Rallye Monte-Carlo 2026: novità e sfide del nuovo percorso
Il Rallye Monte-Carlo, prima tappa del Campionato Mondiale Rally FIA (WRC), torna con un’edizione che promette spettacolo e imprevedibilità. Considerato da sempre uno degli appuntamenti più iconici e difficili del calendario, il percorso 2026 presenta alcune conferme e novità che metteranno alla prova piloti e team.

Dal 22 al 25 gennaio 2026, debutta ufficialmente la 94a edizione del Rallye Monte-Carlo che prevede 17 tratti cronometrati, 339,15 km su asfalto da percorrere. Il percorso, nonostante le difficoltà amministrative e regolamentari affrontate negli ultimi mesi affrontate dal Comitato Organizzatore dell’Automobile Club de Monaco, si snoderà lungo le strade delle Alpes-Maritimes, con passaggi spettacolari e tecnicamente impegnativi. Tra i più attesi, il leggendario Col de Turini, che offrirà come sempre un mix di curve mozzafiato e condizioni meteo variabili. Non mancherà la Super Special Stage a Monaco, prevista per sabato 24 gennaio, che porterà l’azione nel cuore del Principato, regalando al pubblico un’esperienza unica. Come da tradizione, il Rallye Monte-Carlo sarà una battaglia di strategia: i piloti dovranno scegliere con attenzione gli pneumatici, bilanciando l’aderenza su tratti asciutti, bagnati o ghiacciati. La capacità di “leggere” le condizioni della strada sarà decisiva per il successo. Con una storia che risale al 1911, il Rallye Monte-Carlo è uno degli eventi più antichi e prestigiosi del motorsport.
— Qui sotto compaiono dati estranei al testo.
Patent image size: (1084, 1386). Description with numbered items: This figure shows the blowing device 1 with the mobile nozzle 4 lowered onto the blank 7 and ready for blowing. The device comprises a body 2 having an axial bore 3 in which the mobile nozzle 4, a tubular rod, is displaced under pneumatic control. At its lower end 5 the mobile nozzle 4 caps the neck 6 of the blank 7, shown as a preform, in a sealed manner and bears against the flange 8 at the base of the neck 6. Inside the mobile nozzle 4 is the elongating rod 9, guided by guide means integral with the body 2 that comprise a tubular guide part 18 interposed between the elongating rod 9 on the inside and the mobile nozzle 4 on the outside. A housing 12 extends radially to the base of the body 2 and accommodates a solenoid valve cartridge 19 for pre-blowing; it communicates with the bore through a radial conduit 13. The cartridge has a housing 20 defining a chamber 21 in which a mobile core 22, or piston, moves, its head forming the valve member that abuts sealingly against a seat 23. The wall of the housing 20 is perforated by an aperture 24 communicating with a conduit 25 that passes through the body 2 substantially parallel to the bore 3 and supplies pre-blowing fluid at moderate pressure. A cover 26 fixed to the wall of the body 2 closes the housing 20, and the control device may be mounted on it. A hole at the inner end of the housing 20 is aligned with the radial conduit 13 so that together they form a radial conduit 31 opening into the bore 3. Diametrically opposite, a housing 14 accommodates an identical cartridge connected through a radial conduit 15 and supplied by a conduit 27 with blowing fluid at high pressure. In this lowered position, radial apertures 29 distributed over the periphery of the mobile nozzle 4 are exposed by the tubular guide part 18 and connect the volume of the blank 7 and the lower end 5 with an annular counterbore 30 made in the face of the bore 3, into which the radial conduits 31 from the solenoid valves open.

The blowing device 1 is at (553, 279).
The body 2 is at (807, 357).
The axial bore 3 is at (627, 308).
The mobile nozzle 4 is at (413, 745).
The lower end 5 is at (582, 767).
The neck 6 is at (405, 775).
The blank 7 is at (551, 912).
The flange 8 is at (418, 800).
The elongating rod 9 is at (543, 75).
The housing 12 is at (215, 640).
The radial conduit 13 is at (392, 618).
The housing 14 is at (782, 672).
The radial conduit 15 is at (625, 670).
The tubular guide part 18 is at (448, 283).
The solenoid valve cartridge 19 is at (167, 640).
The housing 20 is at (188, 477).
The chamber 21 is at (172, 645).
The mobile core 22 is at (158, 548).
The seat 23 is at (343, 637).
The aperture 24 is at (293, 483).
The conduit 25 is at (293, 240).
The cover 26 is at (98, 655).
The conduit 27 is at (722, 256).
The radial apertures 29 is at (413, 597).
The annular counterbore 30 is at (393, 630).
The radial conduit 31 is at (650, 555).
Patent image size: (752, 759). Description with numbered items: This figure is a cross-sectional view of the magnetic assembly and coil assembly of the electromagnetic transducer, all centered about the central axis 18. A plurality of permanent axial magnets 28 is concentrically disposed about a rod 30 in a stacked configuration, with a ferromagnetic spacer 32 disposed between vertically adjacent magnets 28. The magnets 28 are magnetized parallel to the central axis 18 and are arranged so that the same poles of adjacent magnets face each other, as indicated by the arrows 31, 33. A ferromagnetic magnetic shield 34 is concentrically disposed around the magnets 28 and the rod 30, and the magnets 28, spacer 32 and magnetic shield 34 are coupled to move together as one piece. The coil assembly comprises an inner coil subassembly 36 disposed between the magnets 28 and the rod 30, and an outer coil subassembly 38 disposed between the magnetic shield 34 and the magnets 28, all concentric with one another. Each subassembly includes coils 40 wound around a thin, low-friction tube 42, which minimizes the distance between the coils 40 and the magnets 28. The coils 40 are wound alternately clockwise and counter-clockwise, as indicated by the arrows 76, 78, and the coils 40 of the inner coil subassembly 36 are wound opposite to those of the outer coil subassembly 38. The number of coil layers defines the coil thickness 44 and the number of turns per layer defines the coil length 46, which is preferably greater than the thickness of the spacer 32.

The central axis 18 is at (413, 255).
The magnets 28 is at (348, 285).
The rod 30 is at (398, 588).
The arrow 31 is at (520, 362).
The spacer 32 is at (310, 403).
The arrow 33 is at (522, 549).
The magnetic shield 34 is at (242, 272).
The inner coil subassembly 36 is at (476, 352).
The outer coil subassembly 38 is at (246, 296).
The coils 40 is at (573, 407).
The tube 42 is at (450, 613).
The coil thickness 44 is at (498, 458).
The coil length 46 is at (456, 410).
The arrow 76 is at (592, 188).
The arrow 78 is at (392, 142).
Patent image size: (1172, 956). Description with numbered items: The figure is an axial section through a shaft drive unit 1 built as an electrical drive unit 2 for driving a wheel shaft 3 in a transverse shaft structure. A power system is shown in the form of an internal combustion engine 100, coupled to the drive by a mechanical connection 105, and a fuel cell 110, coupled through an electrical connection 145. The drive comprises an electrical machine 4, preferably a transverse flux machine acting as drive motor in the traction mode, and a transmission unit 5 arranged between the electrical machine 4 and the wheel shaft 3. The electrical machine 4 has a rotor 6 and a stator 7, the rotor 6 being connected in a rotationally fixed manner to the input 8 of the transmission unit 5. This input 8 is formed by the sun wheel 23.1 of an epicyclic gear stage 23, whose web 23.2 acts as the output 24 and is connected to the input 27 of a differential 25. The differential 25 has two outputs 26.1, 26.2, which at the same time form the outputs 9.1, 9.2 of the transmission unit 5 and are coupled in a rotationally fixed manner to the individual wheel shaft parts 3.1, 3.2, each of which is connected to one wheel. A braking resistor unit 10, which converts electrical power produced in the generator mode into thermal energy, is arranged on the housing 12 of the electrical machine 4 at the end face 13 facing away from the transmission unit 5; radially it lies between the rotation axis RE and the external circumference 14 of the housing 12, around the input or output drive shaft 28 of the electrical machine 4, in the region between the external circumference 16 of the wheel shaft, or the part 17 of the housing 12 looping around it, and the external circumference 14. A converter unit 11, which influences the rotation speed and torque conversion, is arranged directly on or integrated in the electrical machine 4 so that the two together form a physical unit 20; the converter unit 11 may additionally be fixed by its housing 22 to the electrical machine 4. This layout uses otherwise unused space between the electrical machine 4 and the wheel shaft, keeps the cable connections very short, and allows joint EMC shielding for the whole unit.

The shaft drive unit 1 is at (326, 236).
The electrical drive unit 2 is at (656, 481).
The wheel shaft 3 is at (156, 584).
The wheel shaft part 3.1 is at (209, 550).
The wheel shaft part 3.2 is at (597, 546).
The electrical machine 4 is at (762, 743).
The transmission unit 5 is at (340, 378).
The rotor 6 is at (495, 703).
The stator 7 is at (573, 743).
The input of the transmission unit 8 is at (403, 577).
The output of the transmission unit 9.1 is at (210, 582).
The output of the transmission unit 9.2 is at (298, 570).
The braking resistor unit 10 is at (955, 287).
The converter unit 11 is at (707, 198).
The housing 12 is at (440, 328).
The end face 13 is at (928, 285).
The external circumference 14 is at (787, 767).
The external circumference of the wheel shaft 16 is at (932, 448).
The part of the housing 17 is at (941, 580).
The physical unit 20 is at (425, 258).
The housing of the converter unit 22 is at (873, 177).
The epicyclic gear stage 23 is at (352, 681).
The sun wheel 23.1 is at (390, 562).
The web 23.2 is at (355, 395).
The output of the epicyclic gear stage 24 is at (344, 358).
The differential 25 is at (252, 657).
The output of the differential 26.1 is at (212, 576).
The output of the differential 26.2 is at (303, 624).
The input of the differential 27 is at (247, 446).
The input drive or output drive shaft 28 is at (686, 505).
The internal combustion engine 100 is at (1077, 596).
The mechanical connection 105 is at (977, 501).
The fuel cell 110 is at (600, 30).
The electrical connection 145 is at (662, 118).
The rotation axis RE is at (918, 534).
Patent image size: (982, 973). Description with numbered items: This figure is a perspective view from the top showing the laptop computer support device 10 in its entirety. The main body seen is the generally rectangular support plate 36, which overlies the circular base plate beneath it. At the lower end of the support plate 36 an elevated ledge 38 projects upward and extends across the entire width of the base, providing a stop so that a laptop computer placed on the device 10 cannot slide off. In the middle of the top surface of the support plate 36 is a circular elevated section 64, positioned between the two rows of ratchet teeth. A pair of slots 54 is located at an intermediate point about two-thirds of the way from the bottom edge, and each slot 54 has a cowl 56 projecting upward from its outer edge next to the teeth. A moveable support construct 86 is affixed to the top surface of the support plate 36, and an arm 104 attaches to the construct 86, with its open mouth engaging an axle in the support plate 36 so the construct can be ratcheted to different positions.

Vincere qui significa entrare in una tradizione che unisce tecnica, coraggio e fascino senza tempo.

Le tappe principali
- Ricognizioni: dal 18 al 20 gennaio
- Shakedown: giovedì 21 gennaio alle 14:01, su un percorso di 4,80 km che include la strada di Rabou a Gap
- Partenza ufficiale: giovedì 22 gennaio alle 14:30 dal podio di Quai Albert Ier, Monaco
Il debutto prevede tre prove speciali per un totale di 61,58 km, nei dipartimenti di Alpes-Maritimes e Alpes-de-Haute-Provence:
- Toudon / Saint-Antonin (22,90 km – ore 16:05)
- Esclangon / Seyne-les-Alpes (23,48 km – ore 18:38)
- Vaumeilh / Claret (15,20 km – ore 20:35)
Venerdì 23 gennaio si correrà tra Drôme e Hautes-Alpes, con 129,38 km cronometrati, il tratto più impegnativo dell’intero rally. Il programma prevede un loop di tre prove ripetuto due volte:
- Laborel / Chauvac-Laux-Montaux (17,84 km – ore 08:54/15:16)
- Saint-Nazaire-le-Désert / La Motte-Chalancon (29,00 km – ore 10:22/16:44)
- La Bâtie-des-Fonts / Aspremont (17,85 km – ore 11:40/18:05)
Sabato 24 gennaio si correranno 78,22 km nelle Alpes-de-Haute-Provence, con la novità della prova La Bréole / Bellaffaire (30,10 km – ore 08:31/12:31), ripetuta due volte, e una ripresa di Vaumeilh / Claret (15,20 km – ore 09:45). Nel pomeriggio il ritorno a Monaco culminerà con una Super Special Stage di 2,82 km (ore 18:35) sul tratto inferiore del circuito cittadino, assente dal 2008.
Domenica 25 gennaio il rally si concluderà con due prove iconiche, ripetute due volte per un totale di 71,62 km:
- Col de Braus / La Cabanette (12,48 km – ore 08:05/11:09)
- La Bollène-Vésubie / Moulinet (23,33 km – ore 09:35/13:15), con la seconda tornata valida come Wolf Power Stage, decisiva per i punti iridati.
La cerimonia di premiazione, infine, si terrà alle 17:00 al Port Hercule, suggellando un’edizione che promette emozioni, imprevisti e spettacolo.